J'ai entendu mon maître dire, où il y a des machines, il y a forcément des soucis de machine; où il y a des soucis de machine, il y a forcément un cœur de machine. Avec un cœur de machine dans votre sein, vous avez perdu ce qui était pur et simple, et sans la pureté et simplicité, la vie de l'esprit ne connaît pas de repos. Lorsque la vie de l'esprit ne connaît pas de repos, la voie cessera de vous guider. Ce n'est pas que je ne sais rien de votre machine – C'est que j'aurais honte de l'utiliser! (Chuang Zi Section TWELVE - HEAVEN AND EARTH) (Chuang-Zi, 369-298 BCE)

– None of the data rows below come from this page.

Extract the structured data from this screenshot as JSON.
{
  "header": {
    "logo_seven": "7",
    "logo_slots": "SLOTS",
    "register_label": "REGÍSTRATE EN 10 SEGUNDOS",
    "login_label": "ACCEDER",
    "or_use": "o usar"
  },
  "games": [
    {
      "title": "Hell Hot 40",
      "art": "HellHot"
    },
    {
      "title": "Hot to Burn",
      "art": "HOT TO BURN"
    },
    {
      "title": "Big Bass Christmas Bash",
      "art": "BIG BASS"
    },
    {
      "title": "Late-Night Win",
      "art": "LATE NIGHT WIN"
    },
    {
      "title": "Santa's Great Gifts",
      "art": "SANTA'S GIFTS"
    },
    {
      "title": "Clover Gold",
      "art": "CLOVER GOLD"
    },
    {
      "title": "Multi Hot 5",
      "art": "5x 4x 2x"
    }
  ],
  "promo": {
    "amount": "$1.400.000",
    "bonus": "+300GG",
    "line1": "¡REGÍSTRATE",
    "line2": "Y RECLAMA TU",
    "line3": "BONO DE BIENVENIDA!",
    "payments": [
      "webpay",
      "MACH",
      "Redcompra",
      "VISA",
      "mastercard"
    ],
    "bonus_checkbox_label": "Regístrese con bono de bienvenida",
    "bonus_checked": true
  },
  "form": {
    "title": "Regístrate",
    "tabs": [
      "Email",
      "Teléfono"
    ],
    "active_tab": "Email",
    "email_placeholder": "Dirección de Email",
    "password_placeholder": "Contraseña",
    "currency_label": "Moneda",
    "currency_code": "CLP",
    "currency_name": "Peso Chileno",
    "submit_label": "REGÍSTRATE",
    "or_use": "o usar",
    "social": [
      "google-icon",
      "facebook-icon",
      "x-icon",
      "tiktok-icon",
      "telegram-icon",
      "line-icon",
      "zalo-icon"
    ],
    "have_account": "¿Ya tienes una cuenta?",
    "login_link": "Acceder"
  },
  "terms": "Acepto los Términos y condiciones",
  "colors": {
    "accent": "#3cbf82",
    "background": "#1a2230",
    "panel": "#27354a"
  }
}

Platon a affirmé que l'écriture affaiblit l'esprit, l'écriture est passive. C'est un monde irréel, artificiel. L'écriture est inhumaine, feignant d'établir à l'extérieur de l'esprit ce qui dans l'oralité ne peut être que dans l'esprit. L'écriture est simplement une chose, quelque chose de manipulable, d'inhumain, d'artificiel, un produit fabriqué. Pour Ong, l'écriture est une technologie qui restructure la pensé. Il souligne des différences entre l'esprit oral et l'esprit littéraire. La culture orale reste près de la réalité de l'homme en mémorisant la connaissance dans des histoires. L'écriture a été une intrusion dans le monde des hommes dans le passé, beaucoup comme les ordinateurs le sont aujourd'hui. Si un livre expose un mensonge, 10.000 réfutations imprimées ne feront rien au texte imprimé. Le mensonge est là pour toujours. C'est pourquoi les livres ont été brûlés. La même question s'applique avec l'ordinateur, et la valeur d'informations qu'ils contiennent [Ong1999] [Coua2005] .

Que dit Platon sur l'écriture? [LeMonde2009]

  • Écrire oblige à résumer les idées, à comprimer le discours, écrire exige des choix.

  • Une fois le message écrit, il est figé ; toute modification est une transformation, voire une falsification.

  • Le message reste général, il ne s’applique à aucun des destinataires singuliers, il ne se préoccupe pas de se faire comprendre de la personne particulière qui le lit ici et maintenant. D’où les contre-sens, les imprécisions, les indignations qu’un fragment peut susciter contre son gré.

  • Le texte est linéaire, il se déroule comme un parchemin mais sa signification est dans le tout, qu’on ne trouve qu’après complète lecture. A condition d’être attentif de bout en bout. Un texte écrit se doit d’être logique et construit comme un récit, voire un moment de théâtre ; il est donc contraire à la pensée vivante qui n’est pas linéaire mais saute d’un point à l’autre, en hyper-texte.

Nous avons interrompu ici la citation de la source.